Since the people running the Republican Party seem to have even less in common with me than the people running the Democratic Party in the freedoms they hold most precious (I rate freedom from public health menaces above freedom of business to create them, for example) and see the Republicans as more likely to be dictatorial, the reaction of Peggy Noonan seems interesting, particularly when she seems so bigoted and reactionary to my somewhat uneducated eye.

Bob Webber ::: (view all by) ::: July 01, 2002, 02:27 PM:

Just forget those last few sentences. The actual thought behind them is buried to deep to bother with.

Jim Kalb ::: (view all by) ::: July 01, 2002, 04:31 PM:

Thanks for the comments. I'm sure there's an ethnic element in bin Laden's doings and in Arab attitudes toward Israel if only because people feel ethnic connections, and politics and religion reflect the whole complex of motives they have. Also I don't question that there were things in pre-existing German national feeling that the Nazis were able to build on. I just don't think that means ethnic or national feelings are bad as such.

Noonan's comments don't surprise me. Many neoconservatives view America as a sort of universal nation defined by universal values. Some of them explicitly take the next step and propose the universal enforcement of those values. After all, if the reason we should obey our government is that it enforces freedom, equality and pluralism, which are universal goods, and if particularities like where we were born or who our parents were are irrelevant, then it's not clear why our government should have less authority in Zanzibar than it does in Dubuque. Here, for example, is a quote from a leading neoconservative:

"In fact, since 'no nation is exempt' from the 'true and unchanging' principles of liberty and justice, American foreign policy can be said to be at war with tyranny in general97though not as urgently as we are at war with dangerously hostile tyrannies, and with a greater chance of using diplomatic and political rather than military means to achieve regime change."
[William Kristol, "Taking the War Beyond Terrorism," Washington Post, January 31, 2002]

So in principle we're at war with every government run on principles other than our own. Comments like Kristol's are part of what makes me so skittish about Noonan's comment.

Bob Webber ::: (view all by) ::: July 02, 2002, 09:16 AM:

I just wanted to follow up a bit on your comments about antisemitism in the Middle East. Although I'm not a scholar in this area, my impression is that antisemitism in the region predates Israel, and even British Palestine, and that it is essentially the same hateful human xenophobic reaction as elsewhere in the world. From what I understand, the existence of Israel has an aspect of insult added to injury in that Jews made Israel and have repeatedly defeated attempts by majority-Islam countries to destroy their nation.

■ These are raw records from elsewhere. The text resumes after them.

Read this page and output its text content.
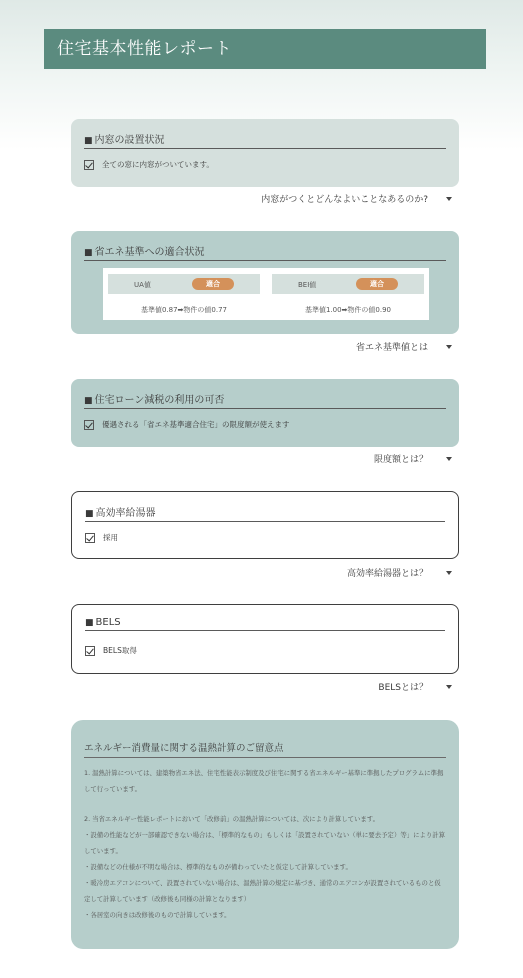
住宅基本性能レポート
■ 内窓の設置状況
全ての窓に内窓がついています。
内窓がつくとどんなよいことなあるのか?
■ 省エネ基準への適合状況
UA値	適合	BEI値	適合
基準値0.87➡物件の値0.77	基準値1.00➡物件の値0.90
省エネ基準値とは
■ 住宅ローン減税の利用の可否
優遇される「省エネ基準適合住宅」の限度額が使えます
限度額とは？
■ 高効率給湯器
採用
高効率給湯器とは？
■ BELS
BELS取得
BELSとは？
エネルギー消費量に関する温熱計算のご留意点

1. 温熱計算については、建築物省エネ法、住宅性能表示制度及び住宅に関する省エネルギー基準に準拠したプログラムに準拠して行っています。

2. 当省エネルギー性能レポートにおいて「改修前」の温熱計算については、次により計算しています。

・設備の性能などが一部確認できない場合は、「標準的なもの」もしくは「設置されていない（単に要去予定）等」により計算しています。

・設備などの仕様が不明な場合は、標準的なものが備わっていたと仮定して計算しています。

・暖冷房エアコンについて、設置されていない場合は、温熱計算の規定に基づき、通常のエアコンが設置されているものと仮定して計算しています（改修後も同様の計算となります）

・各居室の向きは改修後のもので計算しています。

Antisemitism (and particularly the Elders of Zion version currently active), in this view, is part of the narrative rationale for Israel's success: the Jews must have secret influences and powers in order to defeat the forces of the One True Religion. Antisemitism was, I think, also a part of the Nazi narrative explaining the troubles of the then-modern world. Once again, part of a confidence trick by which authoritarian movements and regimes gain and keep power.